The intensifying health crisis has coincided with weeks of political turmoil, as Muhyiddin counts on a razor-thin majority in the legislature while opposition leader Anwar Ibrahim insists he is the one backed by a majority of parliamentarians -- including some UMNO lawmakers.

UMNO held an emergency meeting of its lower house representatives on Monday, prompting speculation that it might pull out of the ruling coalition. Former Prime Minister Najib Razak is reported to have advocated backing Anwar at the meeting -- even though Anwar helped bring about his downfall in the 2018 election by teaming up with Mahathir Mohamad.

Instead, the UMNO members decided to stick by Muhyiddin.

Yet Sivamurugan Pandian, a political analyst from National Science University, told Nikkei Asia that this lifeline for Muhyiddin merely reflects the wishes of Malaysian King Sultan Abdullah Ri'ayatuddin, who urged politicians to avoid unnecessary tension as the country grapples with COVID-19.

Muhyiddin Yassin, left, was once a deputy to former Prime Minister Najib Razak, right. Najib has reportedly encouraged his fellow UMNO members to support Muhyiddin's rival, Anwar Ibrahim.   © Reuters

The prime minister "may have to address issues related to internal collaboration in order to strengthen the coalition's position," Sivamurugan said. He suggested Muhyiddin should explore working with other parties, including the opposition, especially when it comes to fighting COVID-19 and passing the upcoming 2021 budget to be tabled next month.

The stakes for the budget bill are particularly high. Under Malaysian law, the government will face automatic dissolution if it is voted down in the lower house.

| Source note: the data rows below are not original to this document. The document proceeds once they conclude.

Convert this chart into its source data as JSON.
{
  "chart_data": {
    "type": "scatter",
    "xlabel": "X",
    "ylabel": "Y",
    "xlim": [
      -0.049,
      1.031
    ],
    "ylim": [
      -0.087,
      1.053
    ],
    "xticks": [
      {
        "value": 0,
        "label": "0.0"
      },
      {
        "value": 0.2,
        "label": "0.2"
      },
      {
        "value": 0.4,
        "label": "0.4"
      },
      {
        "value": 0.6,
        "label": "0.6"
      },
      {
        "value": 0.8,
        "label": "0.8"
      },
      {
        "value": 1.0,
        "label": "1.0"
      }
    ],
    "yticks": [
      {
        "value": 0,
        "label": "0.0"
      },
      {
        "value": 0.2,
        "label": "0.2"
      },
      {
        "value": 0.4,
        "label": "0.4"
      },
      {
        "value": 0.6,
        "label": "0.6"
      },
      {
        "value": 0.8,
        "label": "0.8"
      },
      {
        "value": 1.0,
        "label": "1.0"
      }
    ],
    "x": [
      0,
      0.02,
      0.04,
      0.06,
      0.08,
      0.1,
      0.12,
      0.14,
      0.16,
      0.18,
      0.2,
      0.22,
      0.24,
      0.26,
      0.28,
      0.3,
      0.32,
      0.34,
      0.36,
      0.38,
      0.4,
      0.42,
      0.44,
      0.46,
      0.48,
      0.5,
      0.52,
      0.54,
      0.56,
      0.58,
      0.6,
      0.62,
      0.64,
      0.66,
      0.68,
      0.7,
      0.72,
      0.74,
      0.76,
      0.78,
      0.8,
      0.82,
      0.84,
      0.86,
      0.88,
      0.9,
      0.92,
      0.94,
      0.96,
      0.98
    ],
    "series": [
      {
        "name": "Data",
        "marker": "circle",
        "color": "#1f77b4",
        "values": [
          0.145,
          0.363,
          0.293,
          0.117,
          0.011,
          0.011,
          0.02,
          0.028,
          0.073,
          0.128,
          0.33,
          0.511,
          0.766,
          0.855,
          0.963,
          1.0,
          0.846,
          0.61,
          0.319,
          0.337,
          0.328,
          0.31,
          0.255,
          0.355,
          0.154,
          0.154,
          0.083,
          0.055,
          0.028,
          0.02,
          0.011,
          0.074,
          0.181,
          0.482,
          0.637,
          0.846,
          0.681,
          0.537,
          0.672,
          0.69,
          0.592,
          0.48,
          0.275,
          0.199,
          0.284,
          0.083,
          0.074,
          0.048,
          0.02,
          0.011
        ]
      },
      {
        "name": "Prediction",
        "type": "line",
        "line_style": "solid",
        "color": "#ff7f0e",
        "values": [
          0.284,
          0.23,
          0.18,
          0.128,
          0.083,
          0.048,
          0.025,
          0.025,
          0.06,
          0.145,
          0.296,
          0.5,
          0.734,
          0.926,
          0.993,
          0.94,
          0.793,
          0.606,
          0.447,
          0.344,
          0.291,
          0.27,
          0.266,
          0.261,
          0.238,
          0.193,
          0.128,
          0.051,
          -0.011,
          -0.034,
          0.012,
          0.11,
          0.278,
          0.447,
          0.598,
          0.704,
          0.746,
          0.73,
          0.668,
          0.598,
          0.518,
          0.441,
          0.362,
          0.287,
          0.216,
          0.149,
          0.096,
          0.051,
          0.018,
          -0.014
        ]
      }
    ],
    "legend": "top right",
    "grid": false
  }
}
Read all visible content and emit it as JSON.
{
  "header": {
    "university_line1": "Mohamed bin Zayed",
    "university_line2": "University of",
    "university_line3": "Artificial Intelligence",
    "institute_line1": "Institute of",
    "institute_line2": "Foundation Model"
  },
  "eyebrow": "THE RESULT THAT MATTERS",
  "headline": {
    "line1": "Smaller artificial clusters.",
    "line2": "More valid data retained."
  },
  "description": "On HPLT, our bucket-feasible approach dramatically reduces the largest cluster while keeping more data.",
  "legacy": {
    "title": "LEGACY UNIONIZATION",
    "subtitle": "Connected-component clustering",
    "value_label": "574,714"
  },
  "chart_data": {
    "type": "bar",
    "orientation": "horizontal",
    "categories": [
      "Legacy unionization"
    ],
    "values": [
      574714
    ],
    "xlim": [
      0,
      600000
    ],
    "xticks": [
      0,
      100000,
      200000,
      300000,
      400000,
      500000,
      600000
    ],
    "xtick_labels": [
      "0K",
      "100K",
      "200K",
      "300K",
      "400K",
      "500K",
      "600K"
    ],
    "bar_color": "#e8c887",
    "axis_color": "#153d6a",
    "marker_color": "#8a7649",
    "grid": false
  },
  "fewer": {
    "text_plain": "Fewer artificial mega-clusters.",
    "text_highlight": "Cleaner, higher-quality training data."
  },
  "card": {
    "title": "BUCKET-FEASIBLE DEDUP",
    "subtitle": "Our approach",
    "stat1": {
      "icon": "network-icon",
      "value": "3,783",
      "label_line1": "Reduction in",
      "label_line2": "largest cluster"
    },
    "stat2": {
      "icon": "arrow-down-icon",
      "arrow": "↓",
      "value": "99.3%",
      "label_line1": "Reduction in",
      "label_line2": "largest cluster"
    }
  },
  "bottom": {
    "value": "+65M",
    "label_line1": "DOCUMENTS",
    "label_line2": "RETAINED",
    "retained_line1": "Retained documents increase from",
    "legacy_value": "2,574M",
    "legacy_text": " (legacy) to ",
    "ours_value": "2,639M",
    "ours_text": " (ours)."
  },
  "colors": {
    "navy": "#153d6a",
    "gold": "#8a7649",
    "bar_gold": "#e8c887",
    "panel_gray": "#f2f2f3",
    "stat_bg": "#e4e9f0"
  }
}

Critics alleged that Muhyiddin's proposal to declare a COVID-19 emergency -- which the king rejected -- was really about freezing parliament and foiling any attempts to overthrow his government with a vote of no confidence. The move would also have given the government full control over spending and the budget, without the need for lawmakers' approval.

Now, even with allied parties' renewed support, Muhyiddin remains on very shaky ground, according to Oh Ei Sun, senior fellow at the Singapore Institute of International Affairs.

"He would have to continue to balance between the incessant demands of UMNO and the constant erosion of support directed from the Anwar side," he said. This is especially true, he added, after the rejection of the "despised" emergency bid.

Oh thinks Muhyiddin should resign "honorably" given the circumstances but believes his supporters will urge him to cling to power as long as possible, taking advantage of the country's fragmented political landscape.

Sivamurugan disagreed on that point, arguing Malaysia is better off if Muhyiddin stays on for now and seeks common ground with all parties -- at least until the COVID-19 crisis passes.

"The king never indicated that the prime minister should resign," he stressed. "In fact, it was stated that he is confident with [Muhyiddin's] leadership in handling COVID-19."

At last count, the Muhyiddin-led National Alliance had the support of 114 MPs, just above the minimum 112 needed to form a government. Anwar controlled 91 via the Hope Pact, comprising his People's Justice Party, the Democratic Action Party and the National Honest Party. Former premier Mahathir counted 15, including independents and the Sabah Heritage Party.